The statement issued Wednesday evening by Egypt’s Defense Minister Abdel Fattah al-Sisi confirmed the expectations of the last few days: the army, backed by the masses, had carried out a coup.

Yes, tens of millions had taken to the streets in recent days, illustrating just how badly the majority of the population wanted to see president Mohammed Morsi and the Muslim Brotherhood out of office. But Morsi was installed just a year ago, having been democratically elected. And he was overthrown by the military.

Several major figures in Egypt’s political system sat next to al-Sisi when he delivered his statement — among them former International Atomic Energy Agency head (and would-be president) Mohamed ElBaradei, Coptic Pope Tawadros II, and Al-Azhar University President Sheikh Ahmed el-Tayeb.

But to the left of al-Sisi, slightly behind him, sat a young, bespectacled, long-haired man to whom the defense minister owes the takeover. This man, Mahmoud al-Aziz, was the representative of Tamarod (the revolution) a group that began operating only two months ago. Tamarod succeeded where opposition politicians had long failed and led protests unprecedented in size that eventually resulted in Morsi’s ouster.

For al-Sisi, it was the speech of a lifetime. He started off by explaining that the military’s High Command had tried several times, to no avail, to reason with the presidency to accept the “people’s” terms. And therefore, he explained, it had been decided to present the “road map” to get Egypt out of its crisis.

For Hamas, the news out of Cairo Wednesday night was especially grim. They’re losing their most substantial ally

The Egyptian general, who has yet to turn 60 and was appointed by Morsi to the job just 11 months ago, has been transformed into Egypt’s strongman. He is the one who appointed Supreme Constitutional Court chairman Adli Mansour as interim president. And he is also the one who will dictate the spirit of the new constitution and set the date for new elections. Mansour is expected to be sworn in and take on presidential authorities, alongside al-Sisi and the army, on Thursday.

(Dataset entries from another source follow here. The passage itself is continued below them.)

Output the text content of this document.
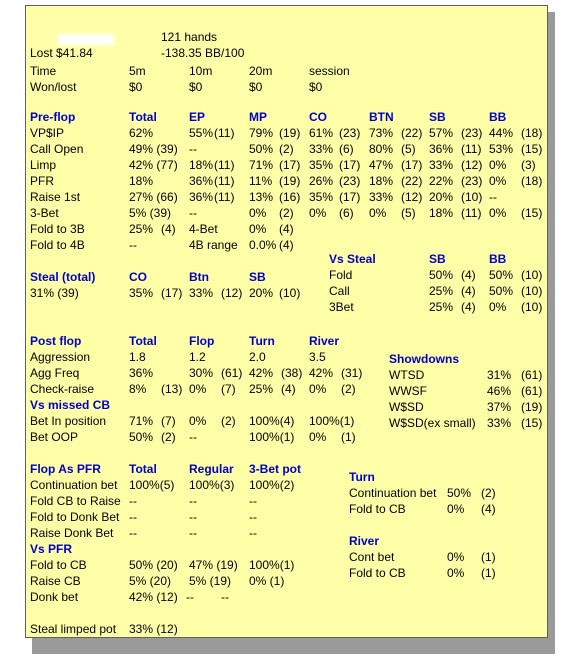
121 hands
Lost $41.84	-138.35 BB/100
Time	5m	10m	20m	session
Won/lost	$0	$0	$0	$0
Pre-flop	Total	EP	MP	CO	BTN	SB	BB
VP$IP	62%	55% (11) 79% (19) 61% (23) 73% (22) 57% (23) 44% (18)
Call Open	49% (39) --	50% (2) 33% (6) 80% (5) 36% (11) 53% (15)
Limp	42% (77) 18% (11) 71% (17) 35% (17) 47% (17) 33% (12) 0% (3)
PFR	18%	36% (11) 11% (19) 26% (23) 18% (22) 22% (23) 0% (18)
Raise 1st	27% (66) 36% (11) 13% (16) 35% (17) 33% (12) 20% (10) --
3-Bet	5% (39) --	0% (2) 0% (6) 0% (5) 18% (11) 0% (15)
Fold to 3B	25% (4) 4-Bet	0% (4)
Fold to 4B	--	4B range 0.0% (4)
Steal (total)	CO	Btn	SB
31% (39)	35% (17) 33% (12) 20% (10)
Vs Steal	SB	BB
Fold	50% (4) 50% (10)
Call	25% (4) 50% (10)
3Bet	25% (4) 0% (10)
Post flop	Total	Flop	Turn	River
Aggression	1.8	1.2	2.0	3.5
Agg Freq	36%	30% (61) 42% (38) 42% (31)
Check-raise	8% (13) 0% (7) 25% (4) 0% (2)
Vs missed CB
Bet In position 71% (7) 0% (2) 100%(4) 100%(1)
Bet OOP	50% (2) --	100%(1) 0% (1)
Showdowns
WTSD	31% (61)
WWSF	46% (61)
W$SD	37% (19)
W$SD(ex small) 33% (15)
Flop As PFR Total	Regular 3-Bet pot
Continuation bet 100%(5) 100%(3) 100%(2)
Fold CB to Raise --	--	--
Fold to Donk Bet --	--	--
Raise Donk Bet --	--	--
Vs PFR
Fold to CB	50% (20) 47% (19) 100%(1)
Raise CB	5% (20) 5% (19) 0% (1)
Donk bet	42% (12) -- --
Steal limped pot 33% (12)
Turn
Continuation bet 50% (2)
Fold to CB	0% (4)
River
Cont bet	0% (1)
Fold to CB	0% (1)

Meanwhile, the army has isolated Morsi and banned senior Muslim Brotherhood officials from leaving the country. Wednesday evening also saw the closure of some of the television networks associated with the Muslim Brotherhood. It appears that al-Sisi, like a good military man, does not dally but, rather, charges with full force in order to eliminate the enemy.

Yet the enemy, as far as al-Sisi and much of Egypt are concerned, is impossible to eliminate. At best it can be temporarily reduced in scale. In order to ensure the defense minister’s move is a success, he needs the cooperation of the Muslim Brotherhood, or at least some of the Islamists. For now the ball is in “al-Ahwan’s” (the Brotherhood’s) court. If it consents to Morsi’s ouster, it may even win the next presidential elections with a more effective candidate. If it refuses and orders its followers to battle the new regime, Egypt may spiral into a bloody cycle of violence.

Morsi, minutes before he was removed by the army to a secure place, was able to smuggle out his reaction speech, in which he made clear that he refused to accept the military’s takeover. “I will not accept this attempt to take us backwards,” he said. Morsi called on the army to resume its traditional role of protecting the people. “I am the elected president of Egypt,” the Islamist politician said. “It is now demanded of the people to defend this legitimacy and … for legitimacy to be constitutional,” he added, saying that he was willing to call for new elections, but only for the parliament.

It was too little, too late. Five people were quickly reported killed Wednesday evening in clashes between supporters and opponents of the Muslim Brotherhood, and they are not likely to be the last casualties.

Morsi’s ouster and the success of the secular protest in its clash with the Muslim Brotherhood in Egypt may presage the fall from power of other Islamist movements in the region, like Tunisia and Gaza.

In Tunisia, a protest against the Islamist constitution has already gotten underway.

But for Hamas, the news out of Cairo Wednesday night was especially grim. The Palestinian organization is losing its most substantial ally, one that gave it vital political support. The Muslim Brotherhood, Hamas’s parent organization and in many ways its “Godfather,” lost its power to a military establishment that is hostile to the Palestinian group’s goals.

Hamas, which has clashed with Syria and Iran over the course of the last year, now finds itself nearly isolated in the Arab sphere. Perhaps the new reality in which it finds itself will lead the weakened Hamas to conclude its reunification with Fatah.

Time will tell. As of Wednesday night, all eyes were focused on Egypt, where the short-lived presidency of Mohammed Morsi underlined, in case anyone was still in doubt, that the holding of one round of free elections does not constitute a transition to democracy.